Pfoten hoch! by Markus Bennemann Ari Plikat

Pfoten hoch! by Markus Bennemann Ari Plikat

Autor:Markus Bennemann Ari Plikat
Die sprache: deu
Format: epub
Herausgeber: Verlag Friedrich Oetinger, Hamburg
veröffentlicht: 2010-12-31T16:00:00+00:00


Ob Schläfer wirklich gut schlafen, ist so eine Frage. Im Geheimdienstjargon werden so Terroristen genannt, die scheinbar ein ganz normales Leben führen, jedoch gleichzeitig ein Attentat auf ihre Mitmenschen planen – und dass das einer friedlichen Nachtruhe förderlich ist, kann man sich eigentlich kaum vorstellen. Schläfer, würde man vermuten, schlafen eher schlecht. Wenn sie vor lauter Selbstzweifeln und Gewissensbissen überhaupt je ein Auge zumachen.

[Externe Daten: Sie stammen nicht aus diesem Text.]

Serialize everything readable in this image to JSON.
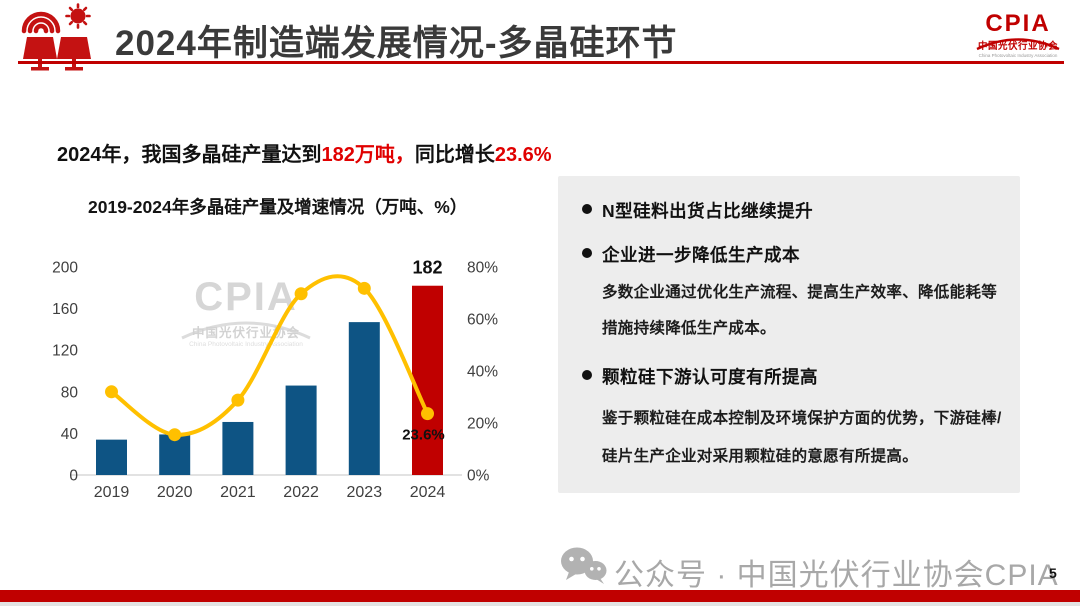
{
  "header": {
    "title": "2024年制造端发展情况-多晶硅环节",
    "page_number": "5"
  },
  "logo": {
    "brand": "CPIA",
    "org_cn": "中国光伏行业协会",
    "org_en": "China Photovoltaic Industry Association"
  },
  "key_finding": {
    "prefix": "2024年，我国多晶硅产量达到",
    "highlight1": "182万吨，",
    "mid": "同比增长",
    "highlight2": "23.6%"
  },
  "chart_data": {
    "type": "bar+line combo",
    "title": "2019-2024年多晶硅产量及增速情况（万吨、%）",
    "categories": [
      "2019",
      "2020",
      "2021",
      "2022",
      "2023",
      "2024"
    ],
    "series": [
      {
        "name": "多晶硅产量(万吨)",
        "type": "bar",
        "values": [
          34,
          39,
          51,
          86,
          147,
          182
        ],
        "bar_colors": [
          "#0e5484",
          "#0e5484",
          "#0e5484",
          "#0e5484",
          "#0e5484",
          "#c00000"
        ]
      },
      {
        "name": "增速(%)",
        "type": "line",
        "values": [
          32,
          15.5,
          28.8,
          69.7,
          71.8,
          23.6
        ],
        "color": "#ffc000"
      }
    ],
    "left_axis": {
      "ticks": [
        0,
        40,
        80,
        120,
        160,
        200
      ],
      "max": 200
    },
    "right_axis": {
      "ticks": [
        "0%",
        "20%",
        "40%",
        "60%",
        "80%"
      ],
      "max_pct": 80
    },
    "data_labels": {
      "bar_2024": "182",
      "line_2024": "23.6%"
    },
    "grid": "off",
    "legend": "none"
  },
  "watermark": {
    "brand": "CPIA",
    "org_cn": "中国光伏行业协会",
    "org_en": "China Photovoltaic Industry Association"
  },
  "panel": {
    "bullets": [
      {
        "title": "N型硅料出货占比继续提升",
        "body": []
      },
      {
        "title": "企业进一步降低生产成本",
        "body": [
          "多数企业通过优化生产流程、提高生产效率、降低能耗等",
          "措施持续降低生产成本。"
        ]
      },
      {
        "title": "颗粒硅下游认可度有所提高",
        "body": [
          "鉴于颗粒硅在成本控制及环境保护方面的优势，下游硅棒/",
          "硅片生产企业对采用颗粒硅的意愿有所提高。"
        ]
      }
    ]
  },
  "footer": {
    "watermark_text": "公众号 · 中国光伏行业协会CPIA"
  },
  "colors": {
    "accent_red": "#c00000",
    "bar_blue": "#0e5484",
    "line_gold": "#ffc000",
    "panel_bg": "#ededed",
    "title_gray": "#3a3a3a",
    "footer_gray": "#a8a8a8",
    "watermark_gray": "#d6d6d6"
  }
}
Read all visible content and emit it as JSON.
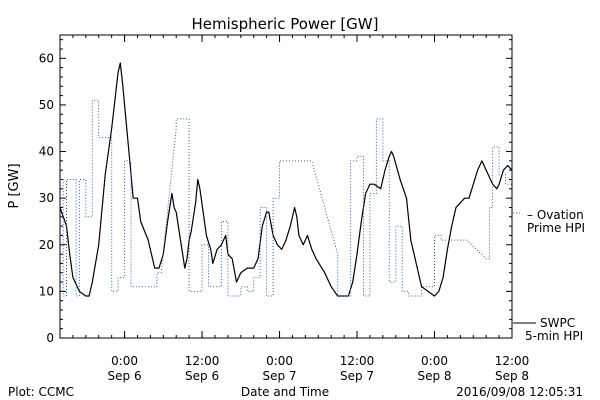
{
  "chart_data": {
    "type": "line",
    "title": "Hemispheric Power [GW]",
    "ylabel": "P [GW]",
    "xlabel": "Date and Time",
    "xlim": [
      "2016-09-05 14:00",
      "2016-09-08 12:00"
    ],
    "ylim": [
      0,
      65
    ],
    "y_ticks": [
      0,
      10,
      20,
      30,
      40,
      50,
      60
    ],
    "x_ticks": [
      {
        "time": "2016-09-06 00:00",
        "line1": "0:00",
        "line2": "Sep 6"
      },
      {
        "time": "2016-09-06 12:00",
        "line1": "12:00",
        "line2": "Sep 6"
      },
      {
        "time": "2016-09-07 00:00",
        "line1": "0:00",
        "line2": "Sep 7"
      },
      {
        "time": "2016-09-07 12:00",
        "line1": "12:00",
        "line2": "Sep 7"
      },
      {
        "time": "2016-09-08 00:00",
        "line1": "0:00",
        "line2": "Sep 8"
      },
      {
        "time": "2016-09-08 12:00",
        "line1": "12:00",
        "line2": "Sep 8"
      }
    ],
    "grid": false,
    "legend_placement": "right",
    "series": [
      {
        "name": "SWPC 5-min HPI",
        "legend_line1": "SWPC",
        "legend_line2": "5-min HPI",
        "color": "#000000",
        "style": "solid",
        "points": [
          [
            "2016-09-05 14:00",
            28
          ],
          [
            "2016-09-05 15:00",
            24
          ],
          [
            "2016-09-05 15:30",
            18
          ],
          [
            "2016-09-05 16:00",
            13
          ],
          [
            "2016-09-05 17:00",
            10
          ],
          [
            "2016-09-05 18:00",
            9
          ],
          [
            "2016-09-05 18:30",
            9
          ],
          [
            "2016-09-05 19:00",
            12
          ],
          [
            "2016-09-05 20:00",
            20
          ],
          [
            "2016-09-05 21:00",
            35
          ],
          [
            "2016-09-05 22:00",
            45
          ],
          [
            "2016-09-05 23:00",
            57
          ],
          [
            "2016-09-05 23:20",
            59
          ],
          [
            "2016-09-05 23:40",
            55
          ],
          [
            "2016-09-06 00:40",
            40
          ],
          [
            "2016-09-06 01:20",
            30
          ],
          [
            "2016-09-06 02:00",
            30
          ],
          [
            "2016-09-06 02:30",
            25
          ],
          [
            "2016-09-06 03:40",
            21
          ],
          [
            "2016-09-06 04:40",
            15
          ],
          [
            "2016-09-06 05:20",
            15
          ],
          [
            "2016-09-06 06:00",
            18
          ],
          [
            "2016-09-06 06:40",
            25
          ],
          [
            "2016-09-06 07:20",
            31
          ],
          [
            "2016-09-06 07:40",
            28
          ],
          [
            "2016-09-06 08:00",
            27
          ],
          [
            "2016-09-06 08:40",
            21
          ],
          [
            "2016-09-06 09:20",
            15
          ],
          [
            "2016-09-06 09:40",
            17
          ],
          [
            "2016-09-06 10:00",
            21
          ],
          [
            "2016-09-06 10:20",
            23
          ],
          [
            "2016-09-06 11:00",
            29
          ],
          [
            "2016-09-06 11:20",
            34
          ],
          [
            "2016-09-06 11:40",
            32
          ],
          [
            "2016-09-06 12:40",
            22
          ],
          [
            "2016-09-06 13:20",
            19
          ],
          [
            "2016-09-06 13:40",
            16
          ],
          [
            "2016-09-06 14:20",
            19
          ],
          [
            "2016-09-06 15:00",
            20
          ],
          [
            "2016-09-06 15:40",
            22
          ],
          [
            "2016-09-06 16:00",
            18
          ],
          [
            "2016-09-06 16:40",
            17
          ],
          [
            "2016-09-06 17:20",
            12
          ],
          [
            "2016-09-06 18:00",
            14
          ],
          [
            "2016-09-06 19:00",
            15
          ],
          [
            "2016-09-06 20:00",
            15
          ],
          [
            "2016-09-06 20:40",
            17
          ],
          [
            "2016-09-06 21:20",
            24
          ],
          [
            "2016-09-06 22:00",
            27
          ],
          [
            "2016-09-06 22:20",
            27
          ],
          [
            "2016-09-06 23:00",
            22
          ],
          [
            "2016-09-06 23:40",
            20
          ],
          [
            "2016-09-07 00:20",
            19
          ],
          [
            "2016-09-07 01:00",
            21
          ],
          [
            "2016-09-07 01:40",
            24
          ],
          [
            "2016-09-07 02:20",
            28
          ],
          [
            "2016-09-07 02:40",
            26
          ],
          [
            "2016-09-07 03:00",
            22
          ],
          [
            "2016-09-07 03:40",
            20
          ],
          [
            "2016-09-07 04:20",
            22
          ],
          [
            "2016-09-07 05:00",
            19
          ],
          [
            "2016-09-07 05:40",
            17
          ],
          [
            "2016-09-07 07:00",
            14
          ],
          [
            "2016-09-07 08:00",
            11
          ],
          [
            "2016-09-07 09:00",
            9
          ],
          [
            "2016-09-07 10:00",
            9
          ],
          [
            "2016-09-07 10:40",
            9
          ],
          [
            "2016-09-07 11:20",
            12
          ],
          [
            "2016-09-07 12:00",
            18
          ],
          [
            "2016-09-07 12:40",
            25
          ],
          [
            "2016-09-07 13:20",
            31
          ],
          [
            "2016-09-07 14:00",
            33
          ],
          [
            "2016-09-07 14:40",
            33
          ],
          [
            "2016-09-07 15:40",
            32
          ],
          [
            "2016-09-07 16:20",
            36
          ],
          [
            "2016-09-07 17:00",
            39
          ],
          [
            "2016-09-07 17:20",
            40
          ],
          [
            "2016-09-07 17:40",
            39
          ],
          [
            "2016-09-07 18:40",
            34
          ],
          [
            "2016-09-07 19:40",
            30
          ],
          [
            "2016-09-07 20:20",
            21
          ],
          [
            "2016-09-07 21:20",
            15
          ],
          [
            "2016-09-07 22:00",
            11
          ],
          [
            "2016-09-07 23:00",
            10
          ],
          [
            "2016-09-08 00:00",
            9
          ],
          [
            "2016-09-08 00:40",
            10
          ],
          [
            "2016-09-08 01:20",
            13
          ],
          [
            "2016-09-08 02:00",
            19
          ],
          [
            "2016-09-08 02:40",
            24
          ],
          [
            "2016-09-08 03:20",
            28
          ],
          [
            "2016-09-08 04:00",
            29
          ],
          [
            "2016-09-08 04:40",
            30
          ],
          [
            "2016-09-08 05:20",
            30
          ],
          [
            "2016-09-08 06:00",
            33
          ],
          [
            "2016-09-08 06:40",
            36
          ],
          [
            "2016-09-08 07:20",
            38
          ],
          [
            "2016-09-08 07:40",
            37
          ],
          [
            "2016-09-08 08:20",
            35
          ],
          [
            "2016-09-08 09:00",
            33
          ],
          [
            "2016-09-08 09:40",
            32
          ],
          [
            "2016-09-08 10:00",
            33
          ],
          [
            "2016-09-08 10:40",
            36
          ],
          [
            "2016-09-08 11:20",
            37
          ],
          [
            "2016-09-08 12:00",
            36
          ]
        ]
      },
      {
        "name": "Ovation Prime HPI",
        "legend_line1": "– Ovation",
        "legend_line2": "Prime HPI",
        "color": "#2060c0",
        "style": "dotted",
        "points": [
          [
            "2016-09-05 14:00",
            34
          ],
          [
            "2016-09-05 14:30",
            34
          ],
          [
            "2016-09-05 14:30",
            9
          ],
          [
            "2016-09-05 15:00",
            9
          ],
          [
            "2016-09-05 15:00",
            34
          ],
          [
            "2016-09-05 16:30",
            34
          ],
          [
            "2016-09-05 16:30",
            9
          ],
          [
            "2016-09-05 17:00",
            9
          ],
          [
            "2016-09-05 17:00",
            34
          ],
          [
            "2016-09-05 18:00",
            34
          ],
          [
            "2016-09-05 18:00",
            26
          ],
          [
            "2016-09-05 19:00",
            26
          ],
          [
            "2016-09-05 19:00",
            51
          ],
          [
            "2016-09-05 20:00",
            51
          ],
          [
            "2016-09-05 20:00",
            43
          ],
          [
            "2016-09-05 22:00",
            43
          ],
          [
            "2016-09-05 22:00",
            10
          ],
          [
            "2016-09-05 23:00",
            10
          ],
          [
            "2016-09-05 23:00",
            13
          ],
          [
            "2016-09-06 00:00",
            13
          ],
          [
            "2016-09-06 00:00",
            38
          ],
          [
            "2016-09-06 01:00",
            38
          ],
          [
            "2016-09-06 01:00",
            11
          ],
          [
            "2016-09-06 05:00",
            11
          ],
          [
            "2016-09-06 05:00",
            14
          ],
          [
            "2016-09-06 05:40",
            14
          ],
          [
            "2016-09-06 08:00",
            45
          ],
          [
            "2016-09-06 08:00",
            47
          ],
          [
            "2016-09-06 10:00",
            47
          ],
          [
            "2016-09-06 10:00",
            10
          ],
          [
            "2016-09-06 12:00",
            10
          ],
          [
            "2016-09-06 12:00",
            20
          ],
          [
            "2016-09-06 13:00",
            20
          ],
          [
            "2016-09-06 13:00",
            11
          ],
          [
            "2016-09-06 15:00",
            11
          ],
          [
            "2016-09-06 15:00",
            25
          ],
          [
            "2016-09-06 16:00",
            25
          ],
          [
            "2016-09-06 16:00",
            9
          ],
          [
            "2016-09-06 18:00",
            9
          ],
          [
            "2016-09-06 18:00",
            11
          ],
          [
            "2016-09-06 19:00",
            11
          ],
          [
            "2016-09-06 19:00",
            10
          ],
          [
            "2016-09-06 20:00",
            10
          ],
          [
            "2016-09-06 20:00",
            13
          ],
          [
            "2016-09-06 21:00",
            13
          ],
          [
            "2016-09-06 21:00",
            28
          ],
          [
            "2016-09-06 22:00",
            28
          ],
          [
            "2016-09-06 22:00",
            9
          ],
          [
            "2016-09-06 23:00",
            9
          ],
          [
            "2016-09-06 23:00",
            30
          ],
          [
            "2016-09-07 00:00",
            30
          ],
          [
            "2016-09-07 00:00",
            38
          ],
          [
            "2016-09-07 05:00",
            38
          ],
          [
            "2016-09-07 09:00",
            18
          ],
          [
            "2016-09-07 09:00",
            9
          ],
          [
            "2016-09-07 11:00",
            9
          ],
          [
            "2016-09-07 11:00",
            38
          ],
          [
            "2016-09-07 12:00",
            38
          ],
          [
            "2016-09-07 12:00",
            39
          ],
          [
            "2016-09-07 13:00",
            39
          ],
          [
            "2016-09-07 13:00",
            9
          ],
          [
            "2016-09-07 14:00",
            9
          ],
          [
            "2016-09-07 14:00",
            31
          ],
          [
            "2016-09-07 15:00",
            31
          ],
          [
            "2016-09-07 15:00",
            47
          ],
          [
            "2016-09-07 16:00",
            47
          ],
          [
            "2016-09-07 16:00",
            38
          ],
          [
            "2016-09-07 17:00",
            38
          ],
          [
            "2016-09-07 17:00",
            12
          ],
          [
            "2016-09-07 18:00",
            12
          ],
          [
            "2016-09-07 18:00",
            24
          ],
          [
            "2016-09-07 19:00",
            24
          ],
          [
            "2016-09-07 19:00",
            10
          ],
          [
            "2016-09-07 20:00",
            10
          ],
          [
            "2016-09-07 20:00",
            9
          ],
          [
            "2016-09-07 22:00",
            9
          ],
          [
            "2016-09-07 22:00",
            11
          ],
          [
            "2016-09-08 00:00",
            11
          ],
          [
            "2016-09-08 00:00",
            22
          ],
          [
            "2016-09-08 01:00",
            22
          ],
          [
            "2016-09-08 01:00",
            21
          ],
          [
            "2016-09-08 05:00",
            21
          ],
          [
            "2016-09-08 08:00",
            17
          ],
          [
            "2016-09-08 08:30",
            17
          ],
          [
            "2016-09-08 08:30",
            28
          ],
          [
            "2016-09-08 09:00",
            28
          ],
          [
            "2016-09-08 09:00",
            41
          ],
          [
            "2016-09-08 10:00",
            41
          ],
          [
            "2016-09-08 10:00",
            35
          ],
          [
            "2016-09-08 11:00",
            35
          ],
          [
            "2016-09-08 11:00",
            33
          ],
          [
            "2016-09-08 12:00",
            33
          ]
        ]
      }
    ]
  },
  "footer": {
    "left": "Plot: CCMC",
    "right": "2016/09/08 12:05:31"
  }
}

Wie gut der Fisch schläft, der am afrikanischen Malawisee „Schläfer“ genannt wird, darüber ist nichts bekannt. Der Malawisee liegt im Südosten Afrikas und ist beinah so groß wie ein kleines Meer. Hier leben extrem viele verschiedene Buntbarsche – die Evolution hat so oft herumprobiert, bis mehrere Hundert unterschiedliche Arten herausgekommen sind, jede mit ganz besonderen Eigenschaften. Der Schläfer oder Kaligono, wie er bei den Einheimischen heißt, hat seinen Namen von der Gewohnheit, sich flach auf den Boden zu legen, wenn die Fischer ihre Netze durch den See ziehen, und ihnen so zu entwischen. Doch auch bei der eigenen Jagd spielt er den Schlafenden– und zwar sehr tief Schlafenden – und täuscht auf diese Weise seine Opfer.

Der Schläfer ist etwa fünfundzwanzig Zentimeter groß und frisst gerne kleine Buntbarsche, die am Rand des Sees zwischen den Felsen rumschwimmen und Algen davon abschaben. Anders als die meisten anderen Buntbarsche in dem See ist er nicht wirklich bunt, sondern weiß mit schimmelbraunen Flecken, und wenn die kleinen Barsche den hässlichen großen Burschen sehen, nehmen sie schleunigst Reißaus. Deswegen schlägt er ihnen mit einem listigen Trick ein Schnippchen.

Der Schläfer legt sich auf den Boden, gräbt sich ein bisschen in den Sand ein und tut nicht nur so, als würde er schlafen, sondern als wäre er entschlafen, also tot, und das schon seit einer ganzen Weile. Mit seiner blassen Haut und den braunen Flecken sieht er aus wie ein langsam auf dem Seeboden vor sich hin rottender Kadaver. Die algenfressenden Kleinbarsche fressen nicht nur Algen, sondern auch Aas, und so nähern sie sich ihm bald neugierig. Hätten sie auch nur einen halbwegs anständigen Zombie- oder Vampirfilm gesehen, sie wüssten es mit Sicherheit besser.

Gerade wenn der mutigste der kleinen Barsche sich einen Happen von dem leckeren toten Fisch abknapsen will, macht es schnapp – und er wird selbst gefressen. Zombies sind halt fies und Schläfer gute Schauspieler. Im Gegensatz zu den meisten Opfern in Horrorfilmen hatte der kleine Fisch aber wenigstens einen guten Grund, dem Verderben mitten in die Arme zu laufen.

Wer jetzt glaubt, der Schläfer habe sich da eine ziemlich üble Methode ausgedacht, auf Kosten seiner Mitfische zu leben, sollte mal seine Verwandtschaft kennenlernen. Die sogenannten Schuppenfresser zum Beispiel ernähren sich davon, anderen Buntbarschen die Schuppen vom Leib zu reißen, und eine Art hat sich dafür sogar extra ein seitlich versetztes Maul wachsen lassen. Noch übler drauf sind die Kinderfresser, von denen es so viele verschiedene Arten im Malawisee gibt, dass die meisten Buntbarsche dort ihren Nachwuchs im eigenen Maul aufziehen. Doch selbst da ist er vor den findigen Kinderfressern nicht sicher: Sie rammen den Kopf der Eltern, damit diese die leckeren Jungfische ausspucken, oder saugen ihnen ihre Brut sogar mit einer Art Kuss des Todes direkt aus dem Maul.